There were two designs, the smaller fighter-sized M.35 and the larger M.39. In the end, only the prototype M.35 and a reduced-scale M.39B were built and tested. Both designs used one wing at the rear of the fuselage and a smaller one at the front in a tandem wing arrangement; the configuration was like that on canard aircraft designs, but with the front wing contributing lift rather than solely acting as a control. The wings were set at different heights – the front at the top of the fuselage and the rear at the bottom on the M.35, and the other way around for the M.39B.
The Miles M.39 was a proposal by Miles to meet Air Ministry specification B.11/41 for a fast bomber. Miles had already schemed an idea for an aircraft with exceptional forward visibility in the light of losses of carrier-based aircraft during landing. The M.35 was designed and built as a private venture, and after proving the idea's validity Miles suggested it as the basis for a naval fighter. Miles felt the idea had a lot of merit and put forward a larger design, the M.39, to the Ministry of Aircraft Production.
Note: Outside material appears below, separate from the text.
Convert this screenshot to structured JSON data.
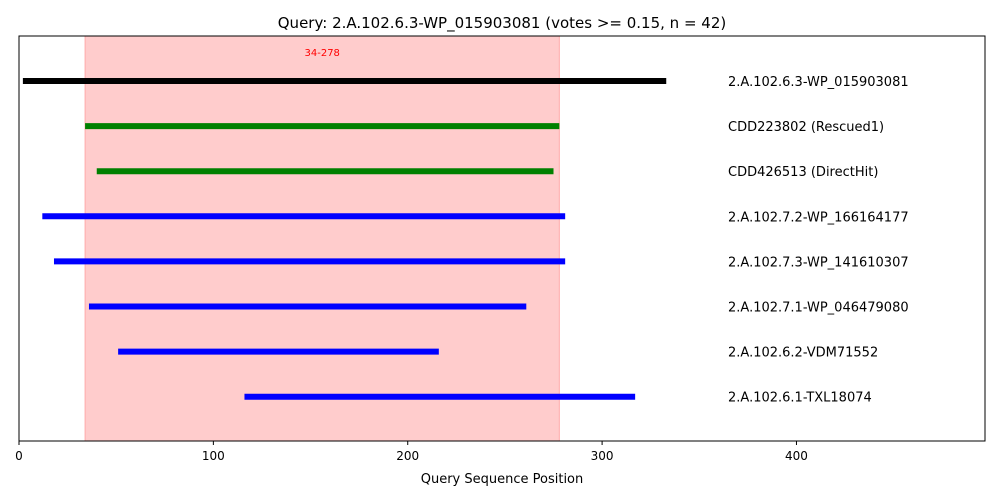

The M.35, drawn up in 1941 was powered by a single pusher engine, the pilot sat at the front with the fore wing just behind and level with his head giving a clear view in most directions. The wings and oval section fuselage were of all-wood construction, and the design featured a fixed tricycle landing gear. Elevators and flaps were hinged at the trailing edge of the front wings; and the rear wings carried ailerons and flaps, as well as a fin with a rudder on each wing tip. A flying example was built with typical Miles speed, in six weeks. The first flight was on 1 May 1942.
Miles M.35 Libellula
Though it had some problems, the M.35 proved sufficient to show the idea had merits, and the larger M.39 was drawn up. This would be a twin-engined design. A scale version at 5/8ths, the M.39B, was built, flying in mid-1943. Miles continued testing privately, but passed this aircraft over to the Royal Aircraft Establishment at Farnborough in 1944, where it carried the serial SR392. It was damaged in two accidents and repaired each time, but was later broken up with the project’s cancellation.